Eine zentrale Rolle in der Weiterentwicklung des Angebots soll nicht nur die European Digital Identity Wallet (EUDI Wallet) spielen, die bis Ende dieses Jahrs von allen EU-Staaten bereitgestellt werden muss. Mit „Know Your Agent“ (KYA) will signteq auch ein zusätzliches Geschäftsfeld aufbauen, das den Boom-Bereich Agentic AI aus RegTech-Perspektive adressiert. „Heute müssen Unternehmen wissen, wer ihr Kunde ist. Morgen müssen sie zusätzlich wissen, welcher KI-Agent für wen handelt, wozu er berechtigt ist und wer dafür verantwortlich ist“, erläutert Simon Schnabl, Gründer und Geschäftsführer von signteq.

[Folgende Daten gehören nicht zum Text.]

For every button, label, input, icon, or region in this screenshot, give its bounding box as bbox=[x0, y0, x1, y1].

Steinberger, Giretzlehner, Compass-Verlag u.a. investieren

Für diese Pläne und die weitere internationale Expansion holte sich signteq nun eine nicht genau bezifferte siebenstellige Kapitalspritze. Mit OpenClaw-Entwickler Peter Steinberger gewann das Unternehmen dabei nicht nur einen denkbar prominenten Investor, sondern auch eine der international zentralen Figuren im neuen Zielmarkt Agentic AI. Hinzu kommen in der aktuellen Runde der bereits seit 2024 beteiligte Compass-Verlag, Runtastic-Mitgründer René Giretzlehner, die Franz-MayrMelnhof-Saurau Beteiligungs GmbH und weitere nicht genannte Investor:innen.

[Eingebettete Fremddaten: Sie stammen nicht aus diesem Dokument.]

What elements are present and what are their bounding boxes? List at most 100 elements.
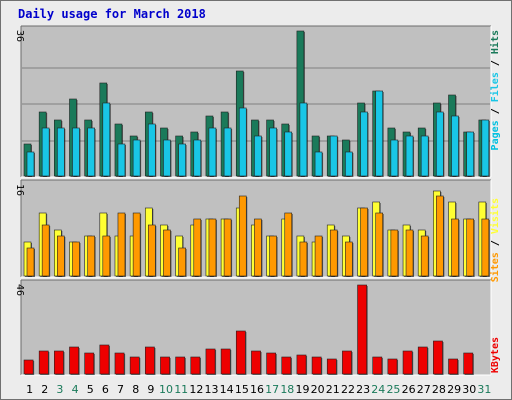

Steinberger kommentiert in einem Statement: „KI-Agenten werden schon bald eigenständig für Menschen und Unternehmen handeln. Damit wird Vertrauen zur Schlüsselfrage: Wer steckt hinter einem Agenten – und was darf er? signteq baut dafür heute schon die Infrastruktur und denkt digitale Identität konsequent weiter: von Know Your Customer zu Know Your Agent. Diese Kombination aus starkem Kerngeschäft und klarer Zukunftsvision hat mich überzeugt.“

„Was wir in Österreich aufgebaut haben, skalieren wir jetzt international“

„Digitale Identität ist längst zu einer zentralen Infrastruktur für digitale Geschäftsmodelle geworden. Was wir in Österreich gemeinsam mit Banken, Versicherungen, Technologieunternehmen und der öffentlichen Hand aufgebaut haben, skalieren wir jetzt international – mit Europa als starkem Ausgangspunkt“, kommentiert Gründer Simon Schnabl. Zugute kommen sollen dem Unternehmen neben der erwähnten EUDI-Wallet, die Teil der eIDAS 2.0-Verordnung ist, noch weitere Regulierungen aus diesem Gesetzespaket sowie die kommendes Jahr anwendbare europäische Geldwäscheverordnung AMLR.